Tuesday, January 15, 2008

It's Not Paranoia If They're Really After You

Daryl Cobranchi has been following this horrible tragedy.

Naturally, the cry goes out: This wouldn't have happened if only there were better regulation of homeschoolers!

Surely the reporters aren't so credulous that they can't see the politicians are trying to deflect attention onto the nebulous "homeschoolers" and away from anything that might land at their own door (like failure adequately to fund/staff programs already in place). There was already a system in place, and it failed spectacularly. People are going to be fired over its failures. So more regulations, aimed at homeschoolers, are going to work when the regulations and programs already in place didn't work because nobody paid attention or followed through?

From the NYTimes:
Mitchell L. Stevens, an associate professor of education and sociology at New York University, said school officials, who are required by law to report suspicion of child abuse, were society’s best watchdogs of how parents treat children.

“Home schooling removes children from a lot of that surveillance,” Mr. Stevens said, adding that the vast majority of home schooling families are “overwhelmingly trustworthy people who place a very high value on parental autonomy.” And thanks to the advocacy of the legal defense fund, he continued, “they have been largely successful since the late 1980s in getting the law to favor parental rights.”
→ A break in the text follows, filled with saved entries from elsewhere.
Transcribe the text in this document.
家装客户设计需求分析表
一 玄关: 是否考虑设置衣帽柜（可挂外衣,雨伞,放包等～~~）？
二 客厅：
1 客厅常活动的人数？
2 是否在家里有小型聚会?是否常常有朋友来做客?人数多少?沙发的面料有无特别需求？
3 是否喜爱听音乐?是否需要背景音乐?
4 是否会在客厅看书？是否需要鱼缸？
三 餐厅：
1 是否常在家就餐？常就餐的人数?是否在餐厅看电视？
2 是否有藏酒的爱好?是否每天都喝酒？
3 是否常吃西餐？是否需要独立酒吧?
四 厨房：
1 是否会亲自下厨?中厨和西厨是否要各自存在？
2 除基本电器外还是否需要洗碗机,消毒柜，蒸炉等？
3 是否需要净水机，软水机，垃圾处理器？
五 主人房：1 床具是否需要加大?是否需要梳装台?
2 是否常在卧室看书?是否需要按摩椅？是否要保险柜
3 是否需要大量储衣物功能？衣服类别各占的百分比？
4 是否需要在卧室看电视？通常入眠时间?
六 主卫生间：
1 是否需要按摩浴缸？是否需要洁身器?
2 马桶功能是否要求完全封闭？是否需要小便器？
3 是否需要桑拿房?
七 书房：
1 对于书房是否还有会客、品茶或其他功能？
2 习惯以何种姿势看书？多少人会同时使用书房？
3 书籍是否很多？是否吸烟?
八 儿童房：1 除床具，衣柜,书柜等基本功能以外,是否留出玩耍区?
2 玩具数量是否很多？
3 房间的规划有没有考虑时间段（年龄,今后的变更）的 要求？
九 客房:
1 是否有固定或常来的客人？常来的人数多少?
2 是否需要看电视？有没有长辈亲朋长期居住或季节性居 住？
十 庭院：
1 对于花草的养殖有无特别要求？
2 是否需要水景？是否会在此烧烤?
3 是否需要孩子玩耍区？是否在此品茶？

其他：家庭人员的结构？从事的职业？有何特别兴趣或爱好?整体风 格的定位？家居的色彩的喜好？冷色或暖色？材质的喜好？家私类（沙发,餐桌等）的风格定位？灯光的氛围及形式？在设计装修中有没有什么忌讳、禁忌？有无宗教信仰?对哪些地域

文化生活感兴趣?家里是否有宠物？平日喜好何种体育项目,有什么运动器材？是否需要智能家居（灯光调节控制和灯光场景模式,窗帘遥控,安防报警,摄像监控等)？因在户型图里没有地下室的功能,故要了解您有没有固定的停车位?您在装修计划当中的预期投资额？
One example of that, in 1991, disrupted an effort by the District of Columbia to regulate home schooling, with rules that included unannounced home visits and required teachers certification for parents doing the instruction. Christopher Klicka, senior counsel for the Home School Legal Defense Association, met with District officials, told them they were on shaky ground because of the 1st, 4th and 14th amendments, and the rules were rescinded.
Unannounced home visits. From representatives of the state. With no probable cause. For families who have done nothing illegal. On the grounds that "surveillance" is necessary because school officials are "society's best watchdogs." At the risk of losing my blog's apoliticality, I'd like to think many Americans are a little wary by now of government intrusion of privacy on the grounds that something bad might happen. Note the simpering "'overwhelmingly trustworthy people'" remark. Translation: "I'm sure you're trustworthy. So why would you oppose strangers dropping into your home unannounced to see what you're up to? The Innocent Have Nothing To Fear (TM)."

So would more stringent homeschooling regulations have made a difference? From CNN:
A social worker at the school where the oldest girl was a student tried twice in April to get city agencies to investigate.
We've all read dozens of these homeschooling abuse cases over the years. I've yet to see one where there wasn't either (1) already a state agency involved, which was supposed to be doing the watchdogging, and/or (2) the children weren't in fact homeschooled. Someone let me know if I missed one. But if the social services, child welfare, foster care, and/or truant officer systems are already aware of the potential problems in a family, how on earth is regulating homeschooling going to improve matters? In this awful case in D.C., where nobody listened when the systems already in place were alerted, an unannounced visit would just have found the bodies earlier.